In the week that disgraced cyclist Lance Armstrong handed back his bronze medal from the 2000 Sydney Olympic Games, as reported by BBC Sport, Chris Horner's win in the 2013 Vuelta a Espana comes as a timely boost for the embattled sport of cycling in the US.
Horner, 41, became the oldest-ever winner of a Grand Tour per the Associated Press via The Guardian, beating the record of Firmin Lambot in winning the 1922 Tour de France at the age of 36. It is undoubtedly one of the most remarkable success stories in modern cycling history.
Not only did Horner become the oldest winner of both the overall competition and an individual stage at a Grand Tour, but he also became the first American winner of one of cycling's three major races since Greg LeMond's victory in the 1990 Tour de France, per Reuters' Alasdair Fotheringham.
As reported by Ian Chadband in the Telegraph, there is an understandable air of cynicism surrounding Horner's achievements—in the context of Armstrong's high-profile scandal—given his age and recent knee troubles.
For the sake of cycling, though, the hope must be that the American's success is genuinely one of the great achievements in the sport's recent history.
Horner's glory and the way it has been achieved, particularly in setting a new VAM ascent speed record on Stage 19, per Gregor Brown of VeloNews, is a simply phenomenal achievement. It is the type of performance that could genuinely inspire a new generation of US cyclists.
CEO and president of USA Cycling Steve Johnson spoke to VeloNews' Matthew Beaudin in July of the need for post-Armstrong heroes in American cycling:
It’s clear to me that heroes and role models are absolutely critical to the continued development and interest in the sport of cycling.
So, for us as an organization, 100 percent of our effort outside of supporting recreational racing goes into the support of developing and supporting this next generation of heroes and role models, and making sure every talented, potentially qualified American cyclist gets a chance at a top-level professional opportunity.

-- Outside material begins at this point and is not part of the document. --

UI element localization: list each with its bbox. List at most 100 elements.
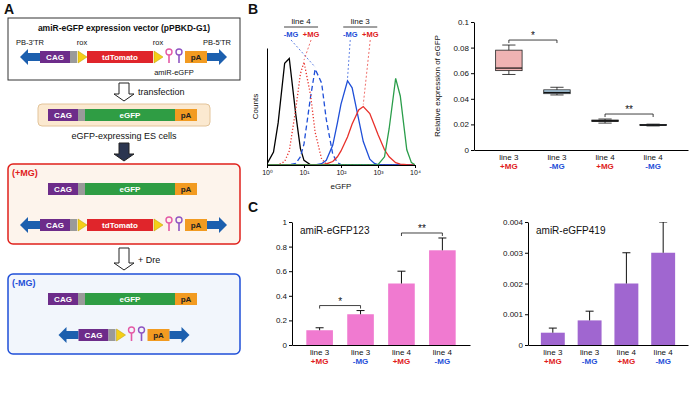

As the article states, the number of licensed American cyclists continues to rise each year. The federation, though, has a major issue securing funding after the controversies of recent years and needs the return of a star figure to help generate the income needed to further develop the sport in the US.
Armstrong and his peers have done much to harm the sport of cycling in the eyes of the public, but there can be no denying that the income his image generated greatly helped the sport as a whole—not only in the US.
Given his age, Horner will never be that figure. However, his successes are remarkable enough to garner wider interest. He can serve to inspire and, at the same time, can become a respected face of cycling for Americans to rally around.
Since the Armstrong scandal was exposed, cycling in the US has needed a star to come to the fore, and Horner has done just that in recent weeks.
With the news coming so soon after the latest chapter in Armstrong's fall from grace, the timing could not be better.